The Lego Movie may be a mash up of Batman, bizarre dialog, and a bunch of jokes, but it’s a beautiful mess—and it works. This movie could have merely been a straight plot line rendered in 3D and advertised all over TV to sell toys, but it’s not. The Lego Movie reaches out to adults and teenagers, anyone who forgot how to be beautifully unorganized and uncool. It grabbed us by the funny bone and shook us violently, screaming “PLAY. GOSH DARNIT! BE FREE!”
And that brings me to my final point. It’s about that message of not caring how things are supposed to be. It’s the thought that woke me up at one in the morning and whispered, “You have to write this down.”

Even Bigger Metaphor
It should be obvious to anyone who saw the movie that President Business—in his attempt to freeze the world with the Kragle—is just a metaphor for the father, who got so caught up in how things are supposed to look that he was willing to pour superglue on his Lego set instead of playing with his son. We all got that one (at least I hope we did). This is another Metaphor.

It’s about Postmodernism.
Postmodernism was a reaction to Modernism, a movement in the early 20th Century that sought to create new conventions of representation, stripping away the frills, and making form follow function. Like the Modernists, the Postmodernists rejected the rigid conventions of the Classicists. Unlike the Modernists, the Postmodernists didn’t mind if things got a little bit messy and frivolous.
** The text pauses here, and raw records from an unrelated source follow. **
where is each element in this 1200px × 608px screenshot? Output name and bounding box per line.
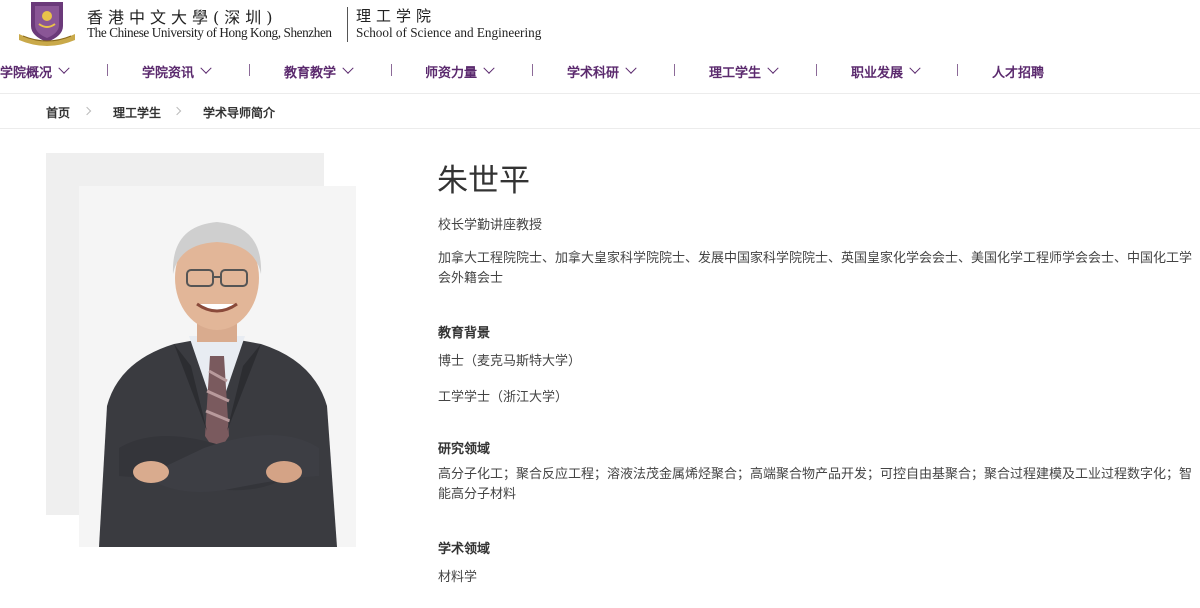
nav-item-faculty[interactable]: 师资力量 [425, 61, 495, 81]
header-divider [347, 7, 348, 42]
chevron-down-icon [200, 62, 212, 74]
nav-separator [107, 64, 108, 76]
chevron-right-icon [172, 106, 182, 116]
nav-separator [816, 64, 817, 76]
chevron-down-icon [625, 62, 637, 74]
nav-item-label: 人才招聘 [992, 65, 1045, 81]
breadcrumb-students-link[interactable]: 理工学生 [113, 104, 161, 121]
nav-item-label: 教育教学 [284, 65, 337, 81]
nav-item-label: 学院资讯 [142, 65, 195, 81]
chevron-down-icon [909, 62, 921, 74]
chevron-down-icon [767, 62, 779, 74]
education-item: 工学学士（浙江大学） [438, 390, 569, 405]
profile-name: 朱世平 [437, 163, 530, 199]
profile-photo [79, 186, 356, 547]
education-heading: 教育背景 [438, 326, 491, 341]
school-name-cn: 理工学院 [356, 7, 437, 25]
education-item: 博士（麦克马斯特大学） [438, 354, 582, 369]
profile-title: 校长学勤讲座教授 [438, 218, 543, 233]
nav-separator [957, 64, 958, 76]
nav-item-research[interactable]: 学术科研 [567, 61, 637, 81]
nav-item-label: 师资力量 [425, 65, 478, 81]
chevron-right-icon [82, 106, 92, 116]
chevron-down-icon [342, 62, 354, 74]
academic-heading: 学术领域 [438, 542, 491, 557]
nav-item-students[interactable]: 理工学生 [709, 61, 779, 81]
nav-item-label: 职业发展 [851, 65, 904, 81]
research-areas: 高分子化工；聚合反应工程；溶液法茂金属烯烃聚合；高端聚合物产品开发；可控自由基聚… [438, 467, 1193, 502]
nav-separator [674, 64, 675, 76]
nav-item-education[interactable]: 教育教学 [284, 61, 354, 81]
nav-item-recruitment[interactable]: 人才招聘 [992, 61, 1044, 81]
nav-item-label: 理工学生 [709, 65, 762, 81]
university-crest-icon[interactable] [17, 0, 77, 46]
nav-separator [249, 64, 250, 76]
chevron-down-icon [483, 62, 495, 74]
breadcrumb-home-link[interactable]: 首页 [46, 104, 70, 121]
nav-separator [532, 64, 533, 76]
university-name-en: The Chinese University of Hong Kong, She… [87, 25, 332, 40]
main-nav: 学院概况 学院资讯 教育教学 师资力量 学术科研 理工学生 职业发展 人才招聘 [0, 48, 1200, 94]
school-name-en: School of Science and Engineering [356, 25, 542, 40]
chevron-down-icon [58, 62, 70, 74]
nav-item-label: 学院概况 [0, 65, 53, 81]
breadcrumb: 首页 理工学生 学术导师简介 [0, 95, 1200, 129]
profile-honors: 加拿大工程院院士、加拿大皇家科学院院士、发展中国家科学院院士、英国皇家化学会会士… [438, 251, 1193, 286]
nav-item-news[interactable]: 学院资讯 [142, 61, 212, 81]
nav-item-about[interactable]: 学院概况 [0, 61, 70, 81]
site-header: 香港中文大學(深圳) The Chinese University of Hon… [0, 0, 1200, 48]
research-heading: 研究领域 [438, 442, 491, 457]
nav-separator [391, 64, 392, 76]
nav-item-career[interactable]: 职业发展 [851, 61, 921, 81]
breadcrumb-current-page: 学术导师简介 [203, 106, 276, 120]
academic-field: 材料学 [438, 570, 478, 585]
nav-item-label: 学术科研 [567, 65, 620, 81]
The father is a Classicist, following the rules to put together harmonious, safe creations. The son is a Postmodernist, mixing properties, repurposing used half-eaten lollipops, and making a glorious mess. The Kragle represents the father’s strict adherence to classical conventions. The son’s unbalanced spaceships and mech-pirates are the intertextual, time-bending, hyperreality, fragmented works of art that say, “Hey, Batman can be art, too. Why don’t you chill out and have fun.”